Companies wish to refresh their CMS implementations from time to time, that is natural and that is the evolution of the Internet, disguised as a revolutionary organisational change. Some companies who have not followed the product versions they are on, due to varios not fully understood reasons, face a big hurdle when they try to tackle a refresh 5 years after the implementation was complete.
Companies at that stage look for the upgrade path and find that its not as simple as they might think, products have dramatically changed, API and development need to be done from scratch or minimal reuse and IT will need to redesign implementation and plugins from webservers.
These hurdles usually direct those companies to a path examining other products, which in turn makes the current product look really bad when compared to the modern competitors.
When comparing the content editing interfaces of few years back you see that Internet evolution has not ceased and the new interfaces are slick, quick and easy to use.
To change your CMS you need to go through a very elaborate process, you need to remodel your data, refresh your site, rebuild your CMS data structure and content interfaces.

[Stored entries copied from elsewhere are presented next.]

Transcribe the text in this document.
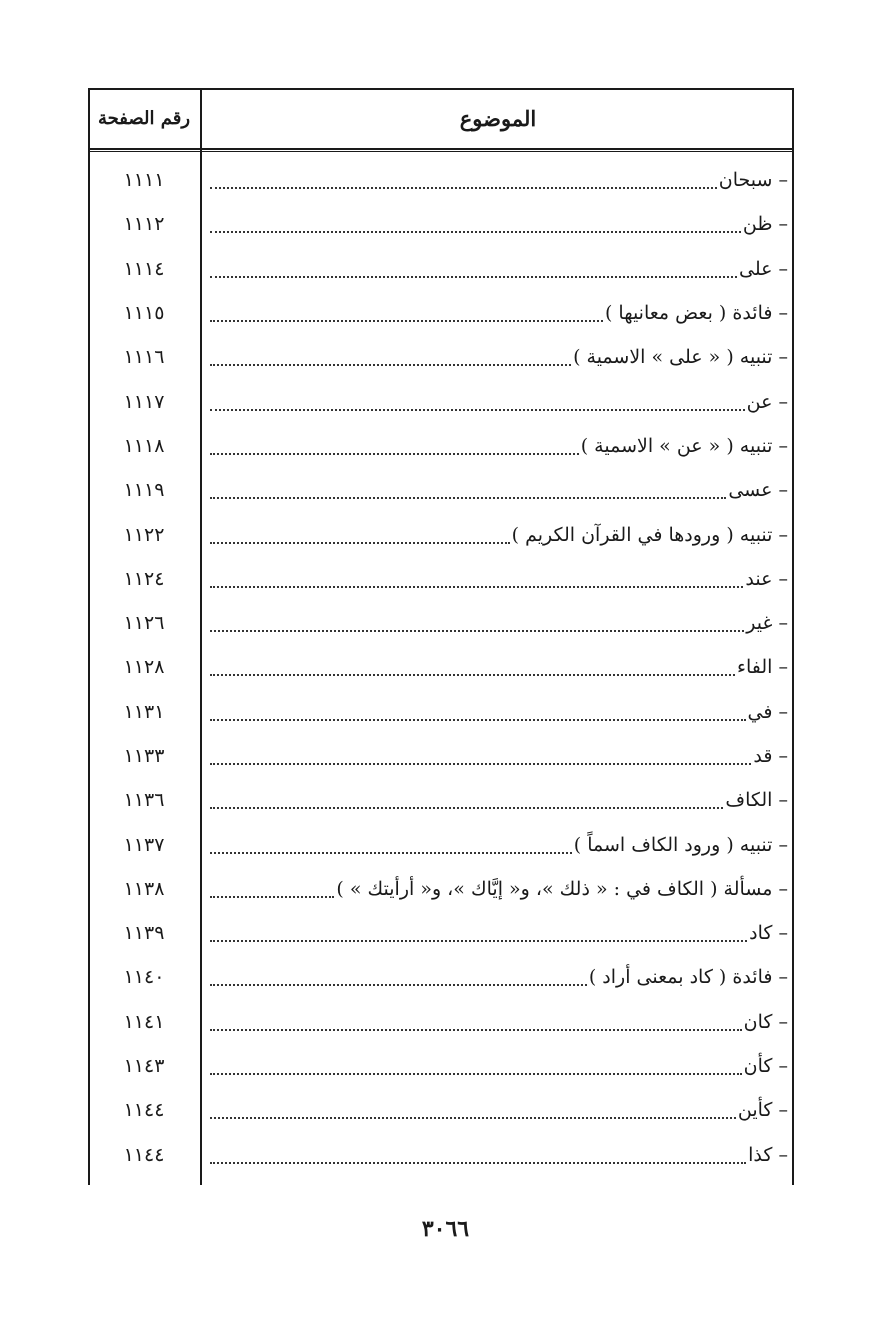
الموضوع
رقم الصفحة
– سبحان
١١١١
– ظن
١١١٢
– على
١١١٤
– فائدة ( بعض معانيها )
١١١٥
– تنبيه ( « على » الاسمية )
١١١٦
– عن
١١١٧
– تنبيه ( « عن » الاسمية )
١١١٨
– عسى
١١١٩
– تنبيه ( ورودها في القرآن الكريم )
١١٢٢
– عند
١١٢٤
– غير
١١٢٦
– الفاء
١١٢٨
– في
١١٣١
– قد
١١٣٣
– الكاف
١١٣٦
– تنبيه ( ورود الكاف اسماً )
١١٣٧
– مسألة ( الكاف في : « ذلك »، و« إيَّاك »، و« أرأيتك » )
١١٣٨
– كاد
١١٣٩
– فائدة ( كاد بمعنى أراد )
١١٤٠
– كان
١١٤١
– كأن
١١٤٣
– كأين
١١٤٤
– كذا
١١٤٤
٣٠٦٦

You will need to bring the old data through from your old CMS through some sort of migration and while your at it why not get social media integration and some internal integrations that you always wished you have done.
But just like renovating a house, the problem with projects like this are the complexity and dependency between the sub projects and the unknown factor.

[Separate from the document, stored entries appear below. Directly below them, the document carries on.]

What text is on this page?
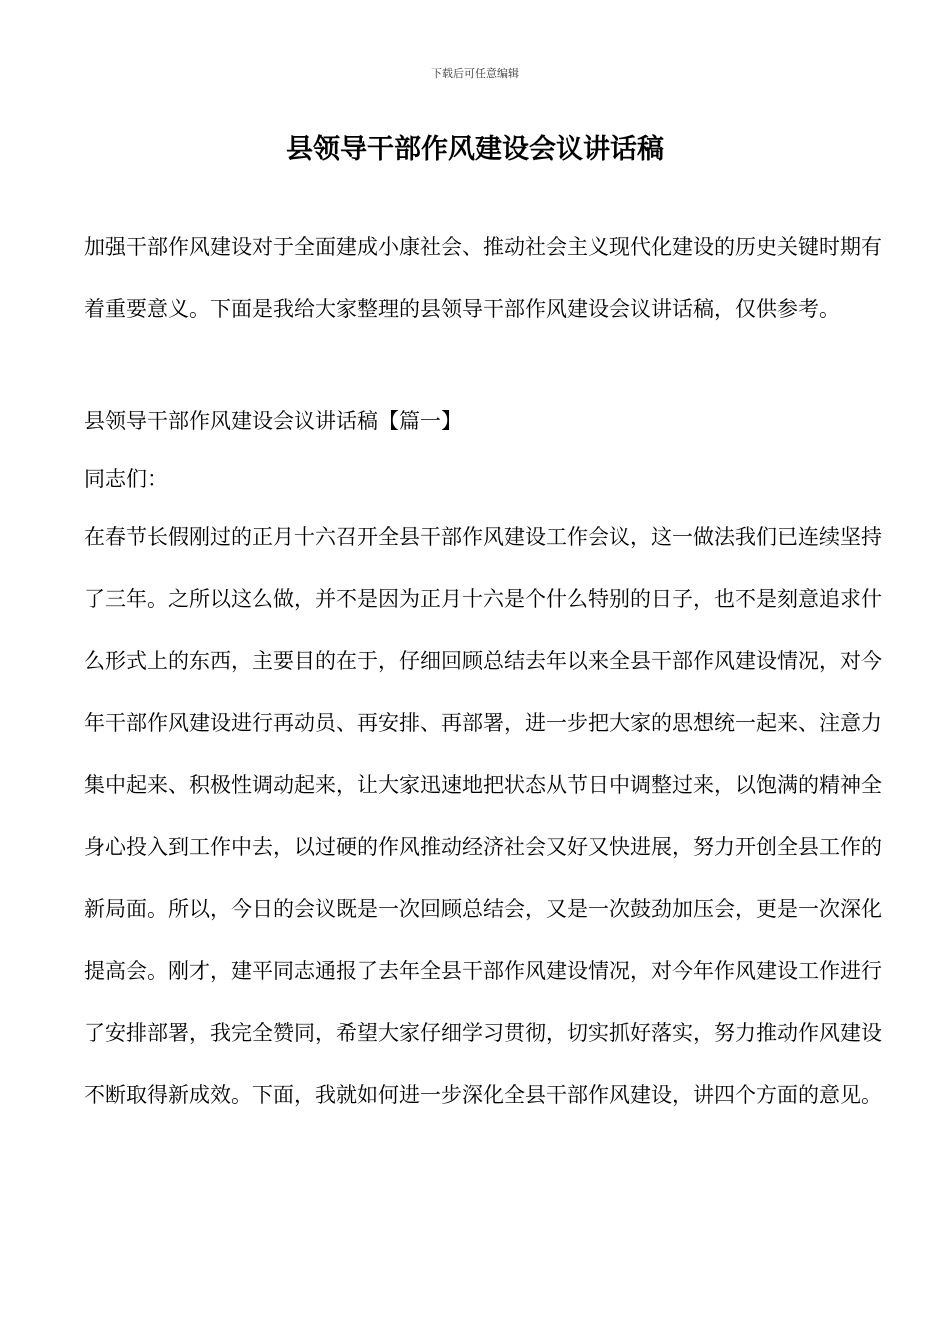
下载后可任意编辑
县领导干部作风建设会议讲话稿

加强干部作风建设对于全面建成小康社会、推动社会主义现代化建设的历史关键时期有着重要意义。下面是我给大家整理的县领导干部作风建设会议讲话稿，仅供参考。

县领导干部作风建设会议讲话稿【篇一】

同志们：

在春节长假刚过的正月十六召开全县干部作风建设工作会议，这一做法我们已连续坚持了三年。之所以这么做，并不是因为正月十六是个什么特别的日子，也不是刻意追求什么形式上的东西，主要目的在于，仔细回顾总结去年以来全县干部作风建设情况，对今年干部作风建设进行再动员、再安排、再部署，进一步把大家的思想统一起来、注意力集中起来、积极性调动起来，让大家迅速地把状态从节日中调整过来，以饱满的精神全身心投入到工作中去，以过硬的作风推动经济社会又好又快进展，努力开创全县工作的新局面。所以，今日的会议既是一次回顾总结会，又是一次鼓劲加压会，更是一次深化提高会。刚才，建平同志通报了去年全县干部作风建设情况，对今年作风建设工作进行了安排部署，我完全赞同，希望大家仔细学习贯彻，切实抓好落实，努力推动作风建设不断取得新成效。下面，我就如何进一步深化全县干部作风建设，讲四个方面的意见。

Your data migration depends on your data remodeling and that requires your wireframes and content strategy to be designed first making the migration design fase delayed. You want to integrate to the companies internal SAP product availability but require the catalogues to be migrated and these are delayed from the wireframe and content remodelling activities.
You get the point.
Every change in every project carries changes in the other projects and simple changes to one project can be cumbersome to others.
So why not spread it around?
Start from your new CMS and build up, stage by stage. Solidify one and get the next on top.
You cant paint the walls before you plaster them and you cant plaster them before the frame.
So my advice will be to set your expectations as follows, expect to have the site working before you get your data migrated and before the integration points are working.
Make the work a step ladder and climb only when you feel secure the other step will hold.
But you might state that this will create problems when you identify changes that are needed in the step under you.
This is true that it could take more to fix. But there is a benefit in loosing so many management and layers to figure out the same and coordinate that Change earlier in the process.